月影
起きるともう、そこにジルの姿はなかった。


前までは、時間がある時には一緒に食事まで済ませていたというのに、そんなことももう、遠い昔のことのよう。


残されたのは空虚感と左腕のシップの下の青アザのみで、膝を抱え、込み上げてくるものを堪えた。


今日は同伴の予定もなく、いつも通りの時間に支度をし、そしていつも通りの時間に家を出る。

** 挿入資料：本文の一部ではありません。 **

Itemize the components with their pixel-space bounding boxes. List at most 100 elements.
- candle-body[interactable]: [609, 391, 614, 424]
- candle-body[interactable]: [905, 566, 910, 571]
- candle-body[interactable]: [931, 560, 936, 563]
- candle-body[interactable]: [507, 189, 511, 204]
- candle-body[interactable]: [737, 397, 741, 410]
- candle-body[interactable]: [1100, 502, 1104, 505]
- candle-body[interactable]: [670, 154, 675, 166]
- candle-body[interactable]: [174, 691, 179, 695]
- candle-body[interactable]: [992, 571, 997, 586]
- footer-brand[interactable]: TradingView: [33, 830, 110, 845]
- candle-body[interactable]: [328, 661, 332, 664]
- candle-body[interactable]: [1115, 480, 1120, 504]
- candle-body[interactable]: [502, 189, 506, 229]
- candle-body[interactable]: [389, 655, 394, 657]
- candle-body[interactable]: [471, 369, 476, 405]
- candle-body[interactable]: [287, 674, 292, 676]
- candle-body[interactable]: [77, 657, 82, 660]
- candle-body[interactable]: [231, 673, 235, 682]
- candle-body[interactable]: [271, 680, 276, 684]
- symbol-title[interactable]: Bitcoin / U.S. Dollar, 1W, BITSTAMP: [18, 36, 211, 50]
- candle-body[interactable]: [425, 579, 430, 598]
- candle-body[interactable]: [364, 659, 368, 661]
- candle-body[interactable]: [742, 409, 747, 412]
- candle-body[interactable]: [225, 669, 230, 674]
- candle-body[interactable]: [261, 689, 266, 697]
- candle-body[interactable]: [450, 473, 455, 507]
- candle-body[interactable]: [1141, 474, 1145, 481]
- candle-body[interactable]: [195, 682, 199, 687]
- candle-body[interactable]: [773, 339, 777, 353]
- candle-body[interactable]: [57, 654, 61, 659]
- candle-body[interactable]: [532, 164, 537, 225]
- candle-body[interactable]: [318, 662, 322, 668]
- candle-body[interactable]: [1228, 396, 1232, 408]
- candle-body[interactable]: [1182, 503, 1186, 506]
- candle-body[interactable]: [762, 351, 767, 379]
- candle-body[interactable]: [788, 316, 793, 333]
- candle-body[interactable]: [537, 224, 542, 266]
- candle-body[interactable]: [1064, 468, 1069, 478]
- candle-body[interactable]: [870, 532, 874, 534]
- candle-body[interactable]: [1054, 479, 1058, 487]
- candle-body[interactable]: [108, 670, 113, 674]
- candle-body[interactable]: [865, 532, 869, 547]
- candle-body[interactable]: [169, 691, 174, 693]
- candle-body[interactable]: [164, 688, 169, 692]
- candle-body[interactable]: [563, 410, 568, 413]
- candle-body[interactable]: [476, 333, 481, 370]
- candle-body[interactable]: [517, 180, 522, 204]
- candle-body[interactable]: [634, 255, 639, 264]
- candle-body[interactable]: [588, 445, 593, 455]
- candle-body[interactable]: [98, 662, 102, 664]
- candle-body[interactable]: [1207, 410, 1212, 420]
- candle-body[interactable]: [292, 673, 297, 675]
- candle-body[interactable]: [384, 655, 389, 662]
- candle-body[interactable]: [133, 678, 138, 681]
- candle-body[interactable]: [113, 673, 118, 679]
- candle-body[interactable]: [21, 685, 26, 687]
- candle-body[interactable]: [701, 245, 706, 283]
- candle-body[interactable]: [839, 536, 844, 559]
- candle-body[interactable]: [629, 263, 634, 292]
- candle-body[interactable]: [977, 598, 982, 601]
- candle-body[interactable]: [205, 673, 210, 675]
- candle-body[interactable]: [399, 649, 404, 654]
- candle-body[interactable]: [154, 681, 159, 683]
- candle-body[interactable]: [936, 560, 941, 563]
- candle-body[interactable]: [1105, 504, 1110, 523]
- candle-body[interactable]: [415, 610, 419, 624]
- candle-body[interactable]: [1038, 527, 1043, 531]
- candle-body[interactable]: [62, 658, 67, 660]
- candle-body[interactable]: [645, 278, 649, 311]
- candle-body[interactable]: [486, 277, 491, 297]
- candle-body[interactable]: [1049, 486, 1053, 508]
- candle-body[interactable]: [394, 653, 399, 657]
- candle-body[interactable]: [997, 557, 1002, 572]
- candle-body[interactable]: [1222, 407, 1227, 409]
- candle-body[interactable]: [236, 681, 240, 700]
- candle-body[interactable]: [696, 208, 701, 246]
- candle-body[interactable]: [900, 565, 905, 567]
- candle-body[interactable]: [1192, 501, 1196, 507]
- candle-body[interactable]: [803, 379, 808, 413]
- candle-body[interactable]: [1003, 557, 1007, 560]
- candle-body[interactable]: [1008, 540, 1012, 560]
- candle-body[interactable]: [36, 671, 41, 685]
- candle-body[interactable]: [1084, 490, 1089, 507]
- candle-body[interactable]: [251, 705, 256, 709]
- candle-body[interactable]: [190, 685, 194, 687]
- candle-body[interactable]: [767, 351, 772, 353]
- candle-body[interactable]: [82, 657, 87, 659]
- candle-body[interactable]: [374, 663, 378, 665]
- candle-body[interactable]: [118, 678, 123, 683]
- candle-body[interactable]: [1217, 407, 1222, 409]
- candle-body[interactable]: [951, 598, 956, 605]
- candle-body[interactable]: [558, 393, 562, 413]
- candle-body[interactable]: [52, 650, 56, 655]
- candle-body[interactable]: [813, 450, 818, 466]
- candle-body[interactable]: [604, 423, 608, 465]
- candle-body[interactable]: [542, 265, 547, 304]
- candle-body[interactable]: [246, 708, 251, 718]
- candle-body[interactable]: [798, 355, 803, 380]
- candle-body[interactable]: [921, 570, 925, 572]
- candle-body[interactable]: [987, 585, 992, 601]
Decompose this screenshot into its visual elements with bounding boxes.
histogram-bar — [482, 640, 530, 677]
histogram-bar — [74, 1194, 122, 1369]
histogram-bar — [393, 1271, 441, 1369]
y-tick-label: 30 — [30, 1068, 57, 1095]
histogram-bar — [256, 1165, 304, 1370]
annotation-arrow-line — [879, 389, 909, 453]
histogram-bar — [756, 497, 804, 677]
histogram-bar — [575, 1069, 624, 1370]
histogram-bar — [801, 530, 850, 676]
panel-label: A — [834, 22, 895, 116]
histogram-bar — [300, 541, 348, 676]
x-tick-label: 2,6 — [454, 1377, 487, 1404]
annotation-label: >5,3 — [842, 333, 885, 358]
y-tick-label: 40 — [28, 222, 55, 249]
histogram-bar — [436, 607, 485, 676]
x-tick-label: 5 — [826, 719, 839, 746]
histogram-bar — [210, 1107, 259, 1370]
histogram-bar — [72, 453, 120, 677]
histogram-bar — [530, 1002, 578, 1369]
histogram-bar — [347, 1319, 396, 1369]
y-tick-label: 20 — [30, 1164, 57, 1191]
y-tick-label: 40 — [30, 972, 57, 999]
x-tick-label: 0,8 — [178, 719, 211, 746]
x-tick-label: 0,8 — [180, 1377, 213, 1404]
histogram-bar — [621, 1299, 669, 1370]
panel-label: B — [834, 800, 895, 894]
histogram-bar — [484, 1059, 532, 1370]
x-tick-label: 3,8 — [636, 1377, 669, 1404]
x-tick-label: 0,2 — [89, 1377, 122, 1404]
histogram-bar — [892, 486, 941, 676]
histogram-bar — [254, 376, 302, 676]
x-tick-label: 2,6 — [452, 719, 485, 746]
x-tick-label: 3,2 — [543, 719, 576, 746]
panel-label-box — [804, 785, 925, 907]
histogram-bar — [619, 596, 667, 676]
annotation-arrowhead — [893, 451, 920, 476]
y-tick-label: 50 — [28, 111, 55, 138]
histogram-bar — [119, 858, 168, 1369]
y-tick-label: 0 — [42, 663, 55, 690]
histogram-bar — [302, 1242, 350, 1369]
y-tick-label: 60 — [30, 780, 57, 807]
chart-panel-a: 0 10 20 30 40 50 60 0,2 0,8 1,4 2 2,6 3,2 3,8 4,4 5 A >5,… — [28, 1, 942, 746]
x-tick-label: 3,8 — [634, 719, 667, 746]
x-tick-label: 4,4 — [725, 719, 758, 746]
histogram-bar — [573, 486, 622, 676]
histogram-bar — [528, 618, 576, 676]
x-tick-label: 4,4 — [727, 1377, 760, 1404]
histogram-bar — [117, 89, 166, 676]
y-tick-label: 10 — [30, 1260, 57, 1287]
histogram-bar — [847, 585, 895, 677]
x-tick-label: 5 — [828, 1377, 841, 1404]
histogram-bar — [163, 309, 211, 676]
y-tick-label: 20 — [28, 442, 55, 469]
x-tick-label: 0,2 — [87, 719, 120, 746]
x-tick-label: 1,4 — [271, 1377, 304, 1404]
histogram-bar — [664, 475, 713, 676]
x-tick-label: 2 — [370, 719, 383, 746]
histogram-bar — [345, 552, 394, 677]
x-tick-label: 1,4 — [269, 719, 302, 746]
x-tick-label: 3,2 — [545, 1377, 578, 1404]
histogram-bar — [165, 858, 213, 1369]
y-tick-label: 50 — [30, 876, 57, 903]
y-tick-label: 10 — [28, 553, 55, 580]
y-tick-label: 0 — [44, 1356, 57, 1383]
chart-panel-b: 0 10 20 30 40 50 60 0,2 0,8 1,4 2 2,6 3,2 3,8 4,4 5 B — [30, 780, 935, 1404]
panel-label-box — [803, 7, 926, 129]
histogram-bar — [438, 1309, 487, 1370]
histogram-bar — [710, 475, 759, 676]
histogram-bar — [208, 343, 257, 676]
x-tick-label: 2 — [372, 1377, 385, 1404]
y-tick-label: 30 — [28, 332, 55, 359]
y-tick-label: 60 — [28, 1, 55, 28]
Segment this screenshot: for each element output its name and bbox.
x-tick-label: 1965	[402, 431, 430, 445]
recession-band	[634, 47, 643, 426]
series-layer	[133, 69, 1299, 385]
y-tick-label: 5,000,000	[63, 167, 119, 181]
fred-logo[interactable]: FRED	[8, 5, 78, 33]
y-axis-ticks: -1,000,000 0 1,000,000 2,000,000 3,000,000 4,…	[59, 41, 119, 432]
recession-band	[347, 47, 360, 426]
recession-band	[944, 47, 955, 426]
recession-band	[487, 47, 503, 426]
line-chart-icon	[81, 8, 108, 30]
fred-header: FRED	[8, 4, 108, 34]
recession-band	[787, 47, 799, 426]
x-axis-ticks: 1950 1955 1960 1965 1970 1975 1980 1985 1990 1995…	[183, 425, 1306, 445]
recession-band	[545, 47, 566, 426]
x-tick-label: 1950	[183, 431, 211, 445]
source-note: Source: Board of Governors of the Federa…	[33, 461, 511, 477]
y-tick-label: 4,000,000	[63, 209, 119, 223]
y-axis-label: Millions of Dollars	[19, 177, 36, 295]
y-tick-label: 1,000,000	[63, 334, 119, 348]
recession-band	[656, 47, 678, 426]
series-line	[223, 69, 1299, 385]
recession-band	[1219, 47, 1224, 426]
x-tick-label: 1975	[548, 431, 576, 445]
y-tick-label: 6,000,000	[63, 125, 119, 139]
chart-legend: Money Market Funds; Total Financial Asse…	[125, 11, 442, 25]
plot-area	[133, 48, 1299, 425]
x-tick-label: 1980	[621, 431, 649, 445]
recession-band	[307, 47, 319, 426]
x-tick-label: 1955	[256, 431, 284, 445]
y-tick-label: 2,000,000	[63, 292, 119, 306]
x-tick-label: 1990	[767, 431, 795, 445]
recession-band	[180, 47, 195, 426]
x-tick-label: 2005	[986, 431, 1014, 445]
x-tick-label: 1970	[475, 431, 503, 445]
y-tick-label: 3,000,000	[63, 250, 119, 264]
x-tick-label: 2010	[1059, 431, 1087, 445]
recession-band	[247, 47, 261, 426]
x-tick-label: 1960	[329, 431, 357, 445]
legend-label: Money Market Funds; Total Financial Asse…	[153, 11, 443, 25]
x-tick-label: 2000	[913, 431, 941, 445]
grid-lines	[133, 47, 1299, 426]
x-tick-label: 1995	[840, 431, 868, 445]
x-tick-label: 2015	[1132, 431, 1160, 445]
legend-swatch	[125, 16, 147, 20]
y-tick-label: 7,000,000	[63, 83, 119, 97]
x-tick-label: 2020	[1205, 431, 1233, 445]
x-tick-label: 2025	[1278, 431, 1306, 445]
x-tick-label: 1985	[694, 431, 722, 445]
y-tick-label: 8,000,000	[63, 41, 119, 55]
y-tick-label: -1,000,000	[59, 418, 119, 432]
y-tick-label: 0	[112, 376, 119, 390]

が、いつもとは違うコンビニに立ち寄ろうとしたところで、あたしの足は止まってしまう。



「あらら?
めっちゃ偶然やんか!
つか、コンビニで遭遇しまくるとか、これってある意味運命ちゃうん?」


笑って近づいて来たのは、ギンちゃんだった。


正直今、一番会いたくない人物だっただけに、あたしは言葉を返すこともなく、「どうも。」とだけ言った。


だけども彼は心底つまんなそうな顔をし、睨むような瞳をあたしに向ける。



「お前らのこと、嶋さん知ってるんやってなぁ?
なのにお咎めナシとか、どういうことや?」


やはり彼は、ジルから何も聞いていないらしい。


「知りませんけど。」とだけ言ったあたしに金髪は、チッと舌打ちを混じらせた。


これがギンちゃんの本当の顔だということはわかっているし、大方あの日、あたしに会いに店に来たというのも、適当な言葉だったのだろう。



「レナちゃんもジルも、俺に何隠してんねん?」


「ギンちゃんこそ、何企んでんの?」


ジルもギンちゃんも、あたしに会いにきたわけじゃないとするなら、目的は彩だったのだろうか。


考えるだけ意味がわからず、思わずあたしも目前の彼を睨み返した。